Online education requires self-regulated learning. Despite creating the possibilities of addressing many limitations of campus-based educational service delivery, smartphone addiction is posing a real threat to eLearning. Repeatedly research finds, the higher the addiction level is the lower level of self-regulated learning the students have.
Are students more vulnerable to smartphone addictions?
However, there is no denying that addictive associations with smartphone usage exist among many of us. Nevertheless, why are we pointing to students? First of all, such an addiction level is being found highest among the population in the 20s. By the way, teachers may have also an addictive association with smartphones. In online lecture delivery, teachers are always busy delivering lectures and leading discussions. Contrary to it, students get far more freedom to get distracted while participating in online classes from places of their choice. In fact, smartphones and the Internet offer us tools for improving the effectiveness and efficiency of our education system. But, addiction association appears to be the underlying cause of a very low completion rate.
Way forward
Nevertheless, the exploitation of the same technology core in building addictive associations is creating a real threat to emerging possibilities. Issues discussed here like frequent distraction, eroding attention span, and loss of effective learning time is strong enough to face the reality that smartphone addiction undermines eLearning advantages.

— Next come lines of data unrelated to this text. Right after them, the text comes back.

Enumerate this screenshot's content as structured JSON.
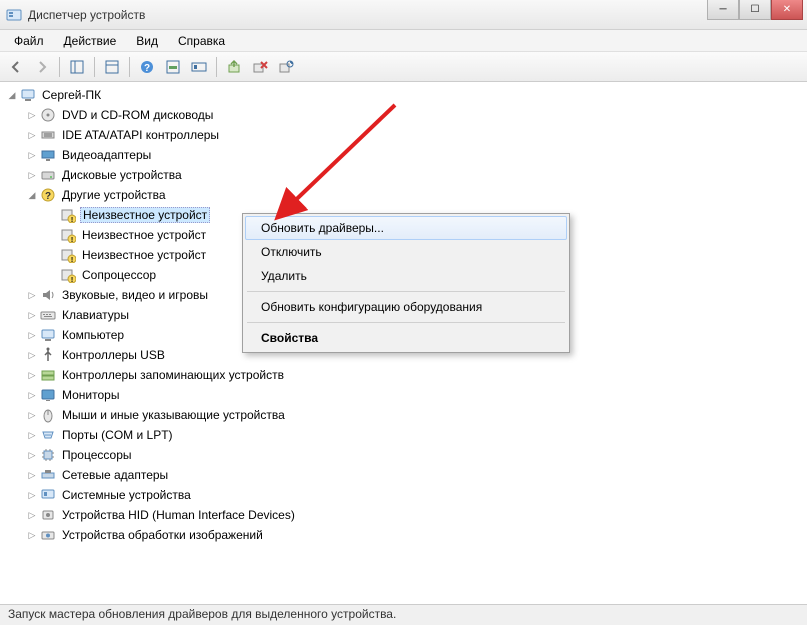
{
  "window": {
    "title": "Диспетчер устройств"
  },
  "menu": {
    "file": "Файл",
    "action": "Действие",
    "view": "Вид",
    "help": "Справка"
  },
  "tree": {
    "root": "Сергей-ПК",
    "cdrom": "DVD и CD-ROM дисководы",
    "ide": "IDE ATA/ATAPI контроллеры",
    "video": "Видеоадаптеры",
    "disk": "Дисковые устройства",
    "other": "Другие устройства",
    "unknown1": "Неизвестное устройст",
    "unknown2": "Неизвестное устройст",
    "unknown3": "Неизвестное устройст",
    "coproc": "Сопроцессор",
    "sound": "Звуковые, видео и игровы",
    "keyboard": "Клавиатуры",
    "computer": "Компьютер",
    "usb": "Контроллеры USB",
    "storage": "Контроллеры запоминающих устройств",
    "monitor": "Мониторы",
    "mouse": "Мыши и иные указывающие устройства",
    "ports": "Порты (COM и LPT)",
    "cpu": "Процессоры",
    "network": "Сетевые адаптеры",
    "system": "Системные устройства",
    "hid": "Устройства HID (Human Interface Devices)",
    "imaging": "Устройства обработки изображений"
  },
  "context_menu": {
    "update": "Обновить драйверы...",
    "disable": "Отключить",
    "delete": "Удалить",
    "scan": "Обновить конфигурацию оборудования",
    "properties": "Свойства"
  },
  "statusbar": "Запуск мастера обновления драйверов для выделенного устройства."
}
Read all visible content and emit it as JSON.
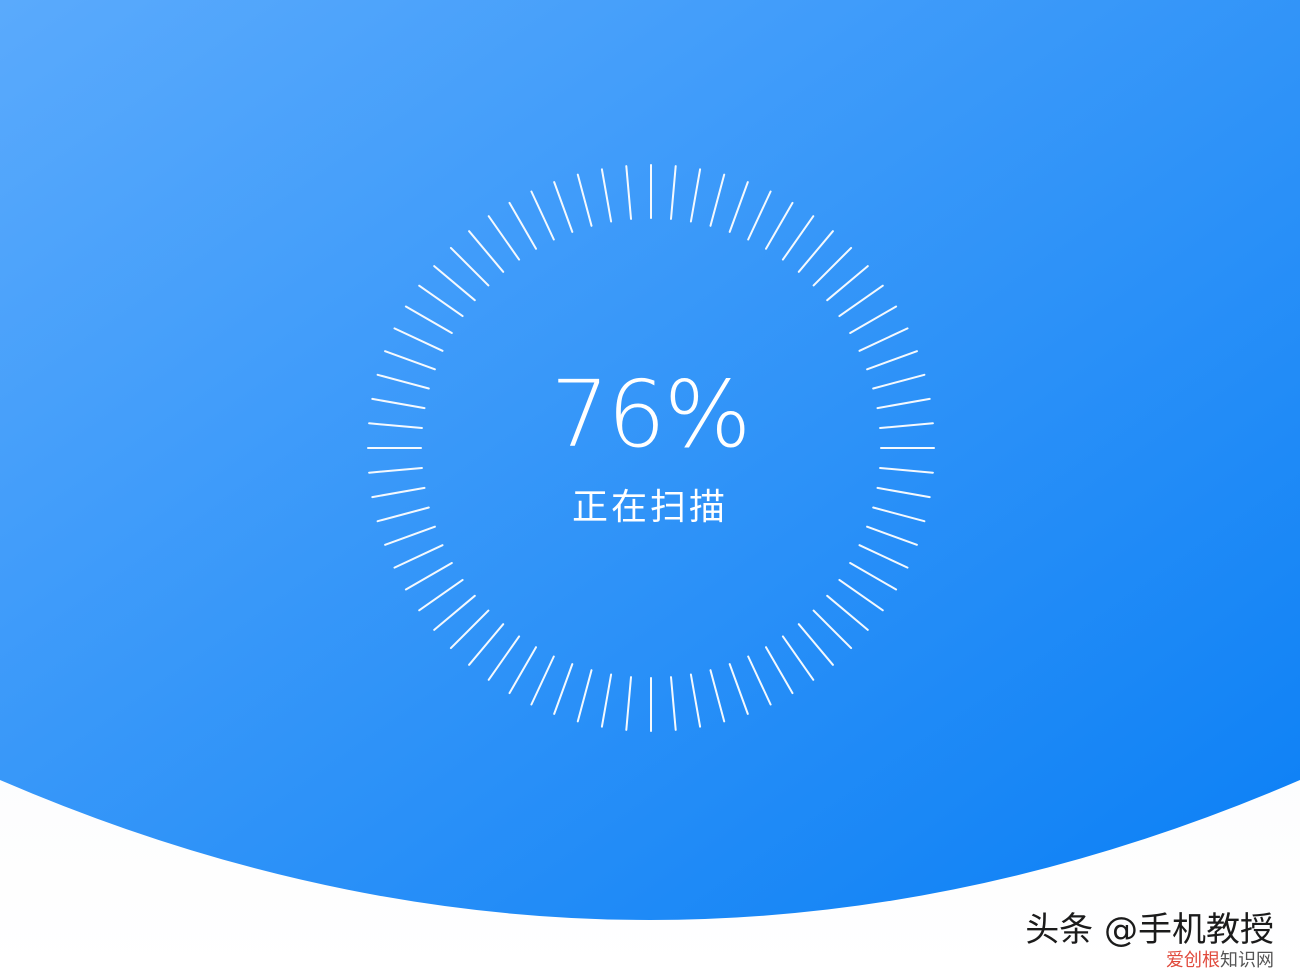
{
  "scan": {
    "percent_text": "76%",
    "progress": 0.76,
    "status_label": "正在扫描"
  },
  "dial": {
    "tick_count": 72,
    "tick_color": "#ffffff"
  },
  "colors": {
    "gradient_light": "#5aaafc",
    "gradient_dark": "#0a7ff5",
    "background_bottom": "#f4f6fb"
  },
  "watermark": {
    "text": "头条 @手机教授",
    "sub_a": "爱创根",
    "sub_b": "知识网"
  }
}
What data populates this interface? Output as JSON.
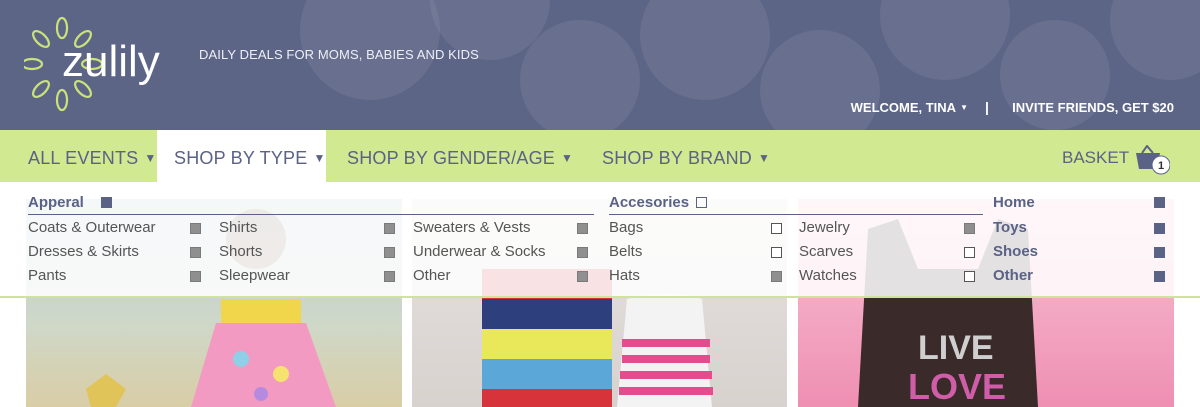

Therefore, it’s time to investigate, understand, and take measures. One of the options could be to take regulatory measures for removing addictive features. For instance, ‘Like’ feature of FB posts is highly attention-grabbing. Similarly, the sharing of casual photos is also enticing to draw attention. Technological features for attention monitoring of students during online lecture delivery could also help us.
In conclusion, it appears that the smartphone is weakening human beings’ core capability of learning and creativity from two major directions. First, it has been weakening the attention span, and ability to think. Subsequently, it’s undermining the capability of the education system to empower the next generation to keep taking us forward. This reality raises a question—is the smartphone in the conspiracy to make the human race dumb? In the end, smartphone addiction undermining eLearning advantages is a burning issue. Policy and regulatory measures must pay attention to it.